Good for: Vietnamese comfort food
Notable dishes: Fried shrimp cake, BBQ pork house special combo plateVietnamese, South Sac

Com Tam Thien Huong

6835 Stockton Blvd.
Sacramento, CA 95823
#430

(916) 476-4258

Recently I was craving the “broken rice” Vietnamese dish com tam, and despite my crippling lack of a sense of direction, I thought I could set off driving sans GPS and locate Com Tam Dat Thanh, which I reviewed back in February. I got to Stockton Boulevard in South Sac and realized I had somehow missed it. Sitting at a red light, I hastily typed “com tam” into Google Maps and as it turned green I followed the directions. But wait, this wasn’t right. I knew it wasn’t on Stockton. I stubbornly refused to pull over and reorient, so I ended up at Com Tam Thien Huong.

First impression: It’s fancy. The booths and chairs are midnight blue with flashy silver accents and silver pendant lights. It’s slammed with customers on a weekday afternoon, and as soon as I order, I’m chagrined to find out they are already out of egg cake (cha trung), one of the traditional com tam accoutrements.
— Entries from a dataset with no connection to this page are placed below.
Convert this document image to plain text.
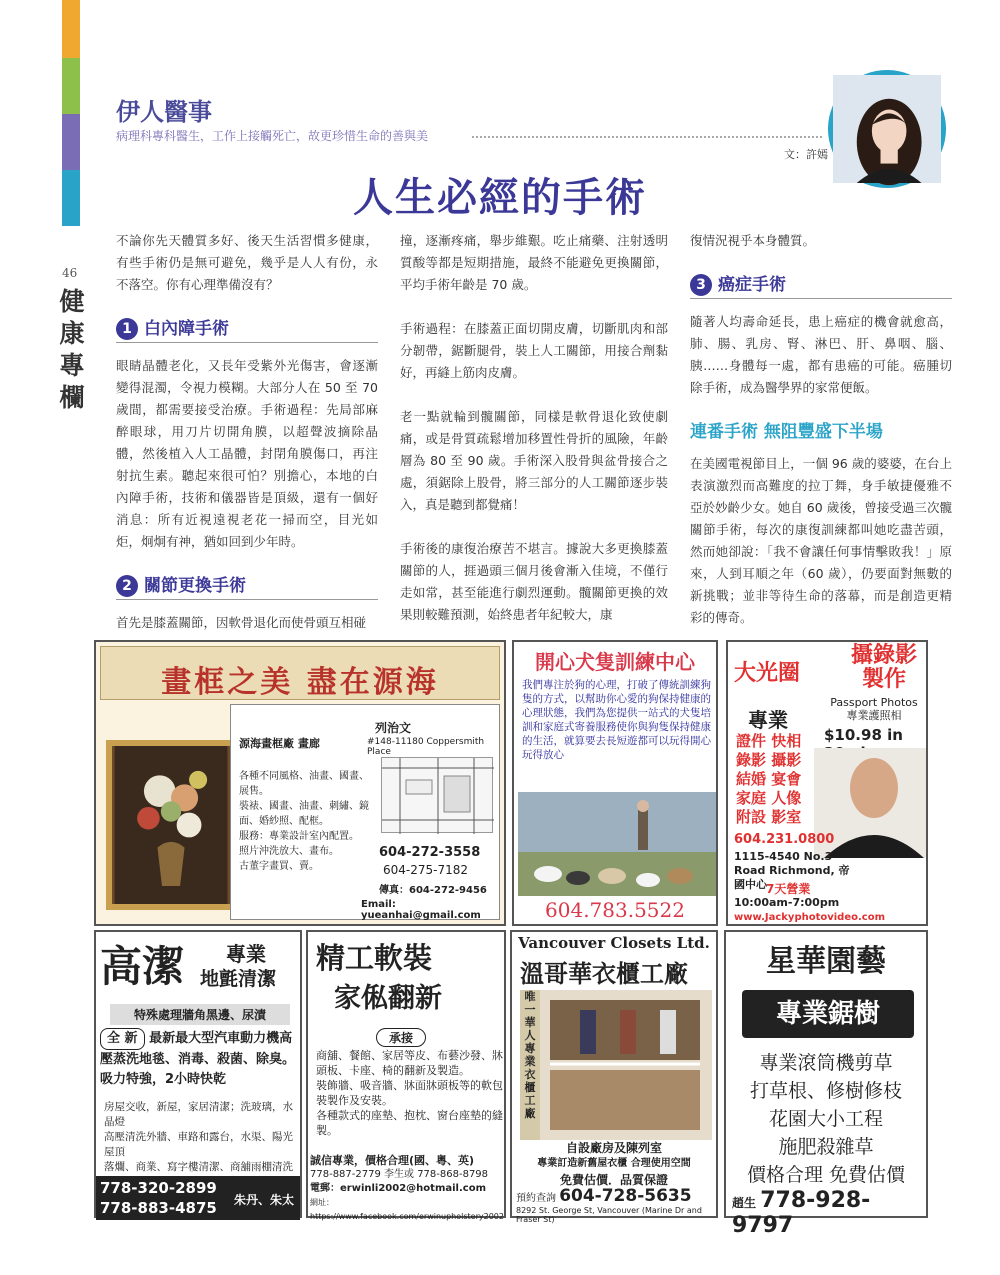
46
健康專欄
伊人醫事
病理科專科醫生，工作上接觸死亡，故更珍惜生命的善與美
文：許嫣
人生必經的手術

不論你先天體質多好、後天生活習慣多健康，有些手術仍是無可避免，幾乎是人人有份，永不落空。你有心理準備沒有？

1 白內障手術

眼睛晶體老化，又長年受紫外光傷害，會逐漸變得混濁，令視力模糊。大部分人在 50 至 70 歲間，都需要接受治療。手術過程：先局部麻醉眼球，用刀片切開角膜，以超聲波摘除晶體，然後植入人工晶體，封閉角膜傷口，再注射抗生素。聽起來很可怕？別擔心，本地的白內障手術，技術和儀器皆是頂級，還有一個好消息：所有近視遠視老花一掃而空，目光如炬，炯炯有神，猶如回到少年時。

2 關節更換手術

首先是膝蓋關節，因軟骨退化而使骨頭互相碰

撞，逐漸疼痛，舉步維艱。吃止痛藥、注射透明質酸等都是短期措施，最終不能避免更換關節，平均手術年齡是 70 歲。

手術過程：在膝蓋正面切開皮膚，切斷肌肉和部分韌帶，鋸斷腿骨，裝上人工關節，用接合劑黏好，再縫上筋肉皮膚。

老一點就輪到髖關節，同樣是軟骨退化致使劇痛，或是骨質疏鬆增加移置性骨折的風險，年齡層為 80 至 90 歲。手術深入股骨與盆骨接合之處，須鋸除上股骨，將三部分的人工關節逐步裝入，真是聽到都覺痛！

手術後的康復治療苦不堪言。據說大多更換膝蓋關節的人，捱過頭三個月後會漸入佳境，不僅行走如常，甚至能進行劇烈運動。髖關節更換的效果則較難預測，始終患者年紀較大，康

復情況視乎本身體質。

3 癌症手術

隨著人均壽命延長，患上癌症的機會就愈高，肺、腸、乳房、腎、淋巴、肝、鼻咽、腦、胰……身體每一處，都有患癌的可能。癌腫切除手術，成為醫學界的家常便飯。

連番手術 無阻豐盛下半場

在美國電視節目上，一個 96 歲的婆婆，在台上表演激烈而高難度的拉丁舞，身手敏捷優雅不亞於妙齡少女。她自 60 歲後，曾接受過三次髖關節手術，每次的康復訓練都叫她吃盡苦頭，然而她卻說：「我不會讓任何事情擊敗我！」原來，人到耳順之年（60 歲），仍要面對無數的新挑戰；並非等待生命的落幕，而是創造更精彩的傳奇。

畫框之美 盡在源海
源海畫框廠 畫廊
列治文
#148-11180 Coppersmith Place
各種不同風格、油畫、國畫、展售。
裝裱、國畫、油畫、刺繡、鏡面、婚紗照、配框。
服務：專業設計室內配置。
照片沖洗放大、畫布。
古董字畫買、賣。
604-272-3558
604-275-7182
傳真：604-272-9456
Email: yueanhai@gmail.com
開心犬隻訓練中心
我們專注於狗的心理，打破了傳統訓練狗隻的方式，以幫助你心愛的狗保持健康的心理狀態，我們為您提供一站式的犬隻培訓和家庭式寄養服務使你與狗隻保持健康的生活，就算要去長短遊都可以玩得開心玩得放心
604.783.5522
大光圈
攝錄影製作
Passport Photos 專業護照相
$10.98 in
專業
證件 快相
錄影 攝影
結婚 宴會
家庭 人像
附設 影室
604.231.0800
1115-4540 No.3 Road Richmond, 帝國中心 7天營業
10:00am-7:00pm
www.Jackyphotovideo.com
高潔 專業
地氈清潔
特殊處理牆角黑邊、尿漬
全 新 最新最大型汽車動力機高壓蒸洗地毯、消毒、殺菌、除臭。吸力特強，2小時快乾
房屋交收，新屋，家居清潔；洗玻璃，水晶燈
高壓清洗外牆、車路和露台，水渠、陽光屋頂
落爛、商業、寫字樓清潔、商舖雨棚清洗
778-320-2899
778-883-4875	朱丹、朱太
精工軟裝
家俬翻新
承接
商舖、餐館、家居等皮、布藝沙發、牀頭板、卡座、椅的翻新及製造。
裝飾牆、吸音牆、牀面牀頭板等的軟包裝製作及安裝。
各種款式的座墊、抱枕、窗台座墊的縫製。
誠信專業，價格合理(國、粵、英)
778-887-2779 李生或 778-868-8798
電郵：erwinli2002@hotmail.com
網址：https://www.facebook.com/erwinupholstery2002
Vancouver Closets Ltd.
溫哥華衣櫃工廠
唯一華人專業衣櫃工廠
自設廠房及陳列室
專業訂造新舊屋衣櫃 合理使用空間
免費估價．品質保證
預約查詢 604-728-5635
8292 St. George St, Vancouver (Marine Dr and Fraser St)
星華園藝
專業鋸樹
專業滾筒機剪草
打草根、修樹修枝
花園大小工程
施肥殺雜草
價格合理 免費估價
趙生 778-928-9797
But that’s OK, because the thit nuong dac biet (BBQ pork house special combo plate, $15) is loaded up with other noms. (I just wrote that to make my husband recoil and to test if he’s reading my reviews.) The fried shrimp cake is a shatteringly crispy golden packet of deep-fried tofu skin encasing a shrimp paste and water-chestnut filling. This dish would rock at dim sum. The shredded pork skin was toasty with rice flour, and springy rather than rubbery. The squiggly skewered grilled pork had a lemongrass, char and sweet-gooey glaze combo that knocked me for a loop. A later visit, when I sampled the BBQ chicken, was almost as good, if not quite as succulent. I was surprised that the BBQ shrimp combo plate only came with one plump, butterflied shrimp, but Com Tam Thien Huong serves up quality over huge quantities.

And they’re not just good with com tam—like that person you hated in high school because they were smart and funny and cute—the menu at CTTH is well-rounded and their other dishes are also marvelous.
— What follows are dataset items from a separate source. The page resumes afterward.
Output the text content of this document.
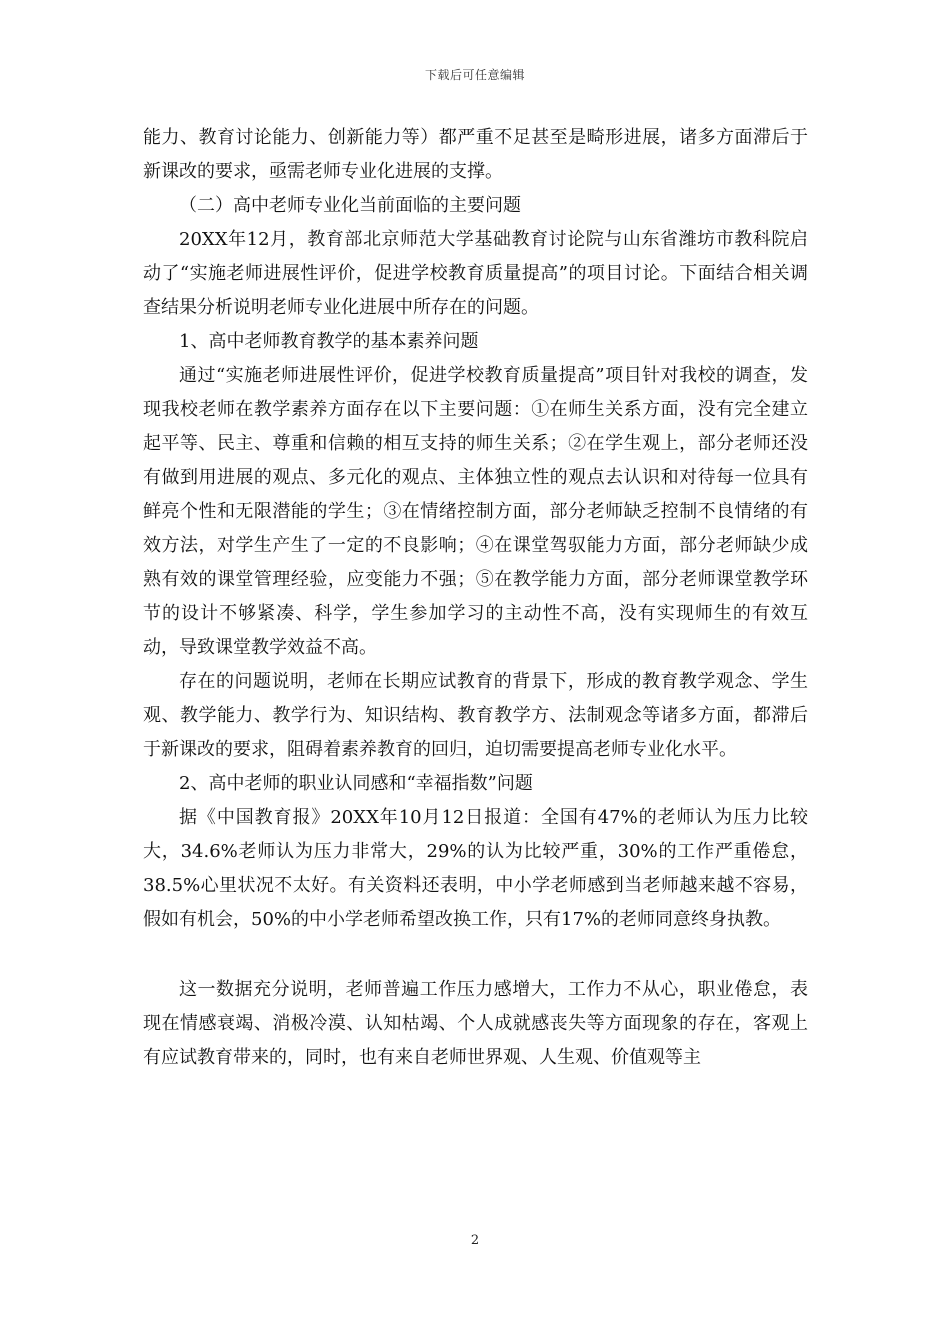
下载后可任意编辑

能力、教育讨论能力、创新能力等）都严重不足甚至是畸形进展，诸多方面滞后于新课改的要求，亟需老师专业化进展的支撑。

（二）高中老师专业化当前面临的主要问题

20XX年12月，教育部北京师范大学基础教育讨论院与山东省潍坊市教科院启动了“实施老师进展性评价，促进学校教育质量提高”的项目讨论。下面结合相关调查结果分析说明老师专业化进展中所存在的问题。

1、高中老师教育教学的基本素养问题

通过“实施老师进展性评价，促进学校教育质量提高”项目针对我校的调查，发现我校老师在教学素养方面存在以下主要问题：①在师生关系方面，没有完全建立起平等、民主、尊重和信赖的相互支持的师生关系；②在学生观上，部分老师还没有做到用进展的观点、多元化的观点、主体独立性的观点去认识和对待每一位具有鲜亮个性和无限潜能的学生；③在情绪控制方面，部分老师缺乏控制不良情绪的有效方法，对学生产生了一定的不良影响；④在课堂驾驭能力方面，部分老师缺少成熟有效的课堂管理经验，应变能力不强；⑤在教学能力方面，部分老师课堂教学环节的设计不够紧凑、科学，学生参加学习的主动性不高，没有实现师生的有效互动，导致课堂教学效益不高。

存在的问题说明，老师在长期应试教育的背景下，形成的教育教学观念、学生观、教学能力、教学行为、知识结构、教育教学方、法制观念等诸多方面，都滞后于新课改的要求，阻碍着素养教育的回归，迫切需要提高老师专业化水平。

2、高中老师的职业认同感和“幸福指数”问题

据《中国教育报》20XX年10月12日报道：全国有47%的老师认为压力比较大，34.6%老师认为压力非常大，29%的认为比较严重，30%的工作严重倦怠，38.5%心里状况不太好。有关资料还表明，中小学老师感到当老师越来越不容易，假如有机会，50%的中小学老师希望改换工作，只有17%的老师同意终身执教。

这一数据充分说明，老师普遍工作压力感增大，工作力不从心，职业倦怠，表现在情感衰竭、消极冷漠、认知枯竭、个人成就感丧失等方面现象的存在，客观上有应试教育带来的，同时，也有来自老师世界观、人生观、价值观等主

2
The delicate and lightly spiced pho ($9.75) has strips of truly rare steak that were more flavorful than a recent $54 steak I had (cough cough, Diplomat Steakhouse, cough). The hu tieu thap cam (served dry or with soup, I chose dry, $10.50) is a revelation of hot noodles coated with oily, tart and salty umami sauce dotted with verdant garlic chives and diced squares of fried pork skin. The soupy bottom of this bowl, brightened with a squeeze of lime, is a slurp I dream about.

I had to order the unusual-on-a-Vietnamese-menu Hainan chicken rice ($10.50), which is a Chinese dish that is considered a national dish of Singapore, but also served in Thailand and Vietnam. In contrast to the intense flavors of the other dishes I’d sampled, it was bland, and could be a good dish for a picky kid or adult. The tender, poached breast was served with the cilantro-like, earthy sawtooth herb (or ngo gai), quick-pickled cabbage, and a side of rice flavored with the chicken’s cooking broth.

Any of these dishes would be well accompanied by a sparkling, salty plum drink ($4), served as a can of club soda with a plastic cup of ice and a tart plum preserve at the bottom.

I’m so glad that my lack of directional sense finally yielded something good: A new favorite lunch spot.